The END of Media as we KNOW it?

 Posted by Ron Sitton on November 7th, 2008

MONTICELLO, Ark. — I recently attended the Associated Collegiate Press/College Media Advisers annual conference in Kansas City, Mo. Students seemed worried that the media as we know it will not be there once they get out of school.

Who’s to blame them considering the continual death tolls:
http://www.nytimes.com/2008/10/29/business/media/29carr.html

Considering we’ve just gone from three national daily newspapers to two, who’s to provide the news if the profits from the print product disappear? Who’s to say the Christian Science Monitor won’t figure it out?

http://www.csmonitor.com/2008/1029/p25s01-usgn.html

But just when everyone says newspapers are dying, along comes a historical event and EVERYBODY wants a paper:

http://www.cnn.com/2008/POLITICS/11/06/obama.newspapers.ap/index.html

Personally I believe newspapers will stay around as long as smaller communities exist, and as long as people need something to read while taking public transportation, going to the bathroom or sitting under a tree. Truly, time will tell.

2 Responses to “The END of Media as we KNOW it?”

  1. Glynn Wilson Says:

    There’s that “belief” word again….

    I stick by my prediction from the year 2000, based on some evidence, that the last year for most paper editions to be tossed on porches will be 2019. I’ve already bet a sixpack of Yuengling on it. Or was that Bass Ale?

    That’s not to say there won’t be a few. Most major newspaper companies are figuring out the Web more every day. With hand-held digital devices, why would you need the print edition?

    I haven’t stained my fingers with newsprint ink on a daily basis since 1994. Haven’t missed it for one second. But that’s me, and millions of others like me.

    There are still a few hundred thousand in this country who like ink and paper and are willing to pay a few cents for it. The can have it…

    I guess I can see the value to some people of having a copy of the Obama edition due to the history. It may be one of the last newspaper front pages people save in this way.

    You better wrap them in plastic. It will be a valuable oddity in 50 or 100 years for sure.

    Where’s the evidence for this? I put together a whole bunch of factors in 2000, but I don’t remember them all off the top of my head.

    But here’s a few hints:

    The forestry economy will not be sustainable at current levels for more than about seven generations of these pine plantations. Much evidence for this in Europe.

    Also consider the cost and toxicity of the ink industry itself in the face of the coming Green Revolution.

    Then there’s the growing number of people who get news and information digitally vs. in print. Chart the trend line. Can’t see much past 2019. It might level off down in some places awhile longer.

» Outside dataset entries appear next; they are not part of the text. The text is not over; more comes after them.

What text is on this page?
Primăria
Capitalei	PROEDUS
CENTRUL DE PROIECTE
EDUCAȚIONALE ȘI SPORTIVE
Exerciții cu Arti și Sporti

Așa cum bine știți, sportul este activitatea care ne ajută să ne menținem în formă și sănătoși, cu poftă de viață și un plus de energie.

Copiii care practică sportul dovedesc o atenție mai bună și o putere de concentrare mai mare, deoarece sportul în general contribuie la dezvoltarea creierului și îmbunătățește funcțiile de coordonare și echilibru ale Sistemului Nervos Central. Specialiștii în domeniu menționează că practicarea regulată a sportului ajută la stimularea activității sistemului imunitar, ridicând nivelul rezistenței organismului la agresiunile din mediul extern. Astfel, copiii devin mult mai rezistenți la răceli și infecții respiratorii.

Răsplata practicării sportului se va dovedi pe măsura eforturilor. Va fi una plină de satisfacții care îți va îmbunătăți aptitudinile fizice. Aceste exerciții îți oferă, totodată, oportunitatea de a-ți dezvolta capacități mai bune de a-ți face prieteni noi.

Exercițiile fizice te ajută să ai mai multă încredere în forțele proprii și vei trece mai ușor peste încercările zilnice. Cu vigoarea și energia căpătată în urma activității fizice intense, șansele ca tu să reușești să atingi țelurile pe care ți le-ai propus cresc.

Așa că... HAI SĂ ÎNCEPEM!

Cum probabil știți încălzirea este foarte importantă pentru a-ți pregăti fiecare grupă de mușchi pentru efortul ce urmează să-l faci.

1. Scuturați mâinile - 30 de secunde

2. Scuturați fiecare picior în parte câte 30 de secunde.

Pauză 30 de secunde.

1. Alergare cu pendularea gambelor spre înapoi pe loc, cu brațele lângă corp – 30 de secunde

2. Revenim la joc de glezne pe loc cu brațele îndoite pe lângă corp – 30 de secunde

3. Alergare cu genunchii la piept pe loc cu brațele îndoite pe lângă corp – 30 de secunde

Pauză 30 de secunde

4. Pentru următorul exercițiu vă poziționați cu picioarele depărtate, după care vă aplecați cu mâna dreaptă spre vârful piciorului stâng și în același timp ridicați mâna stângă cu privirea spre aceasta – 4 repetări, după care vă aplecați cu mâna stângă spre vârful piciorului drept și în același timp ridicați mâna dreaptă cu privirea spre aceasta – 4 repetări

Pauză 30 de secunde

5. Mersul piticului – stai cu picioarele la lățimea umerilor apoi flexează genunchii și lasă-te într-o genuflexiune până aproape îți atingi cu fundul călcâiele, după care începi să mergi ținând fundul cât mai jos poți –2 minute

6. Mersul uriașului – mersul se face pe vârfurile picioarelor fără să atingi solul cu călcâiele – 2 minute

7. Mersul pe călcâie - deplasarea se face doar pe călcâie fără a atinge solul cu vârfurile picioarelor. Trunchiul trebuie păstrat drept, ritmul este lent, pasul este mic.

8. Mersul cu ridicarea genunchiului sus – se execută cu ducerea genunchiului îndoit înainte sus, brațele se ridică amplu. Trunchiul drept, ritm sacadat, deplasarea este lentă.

    But all in all, face facts.

    The people who read print are a dying bread.

    The good news for newspapers is they are living longer : )

    The bad news is, they are getting more and more broke, thanks to Bush, who many of these newspapers endorsed!

  2. ipollux Says:

    In my opinion, newspapers will always exist, but will maintain a much smaller share of the market than in the past. As a result of this transition, which is, basically, newspapers finding its niche in a much larger, more advanced world of media, alarmist hail it as the end of newspapers as we know it.

    However, since it’s sexy to fantasize about doomsday scenarios, here’s mine: The very top and the very bottom persist–and the in-between dies. The top survives strictly because of the brand and the latter strictly because there’s nowhere else to get community news.

    In other words, The New York Times and the Advance Monticellonian will survive, but the Arkansas Democrat-Gazette and the Des Moines Register not so much.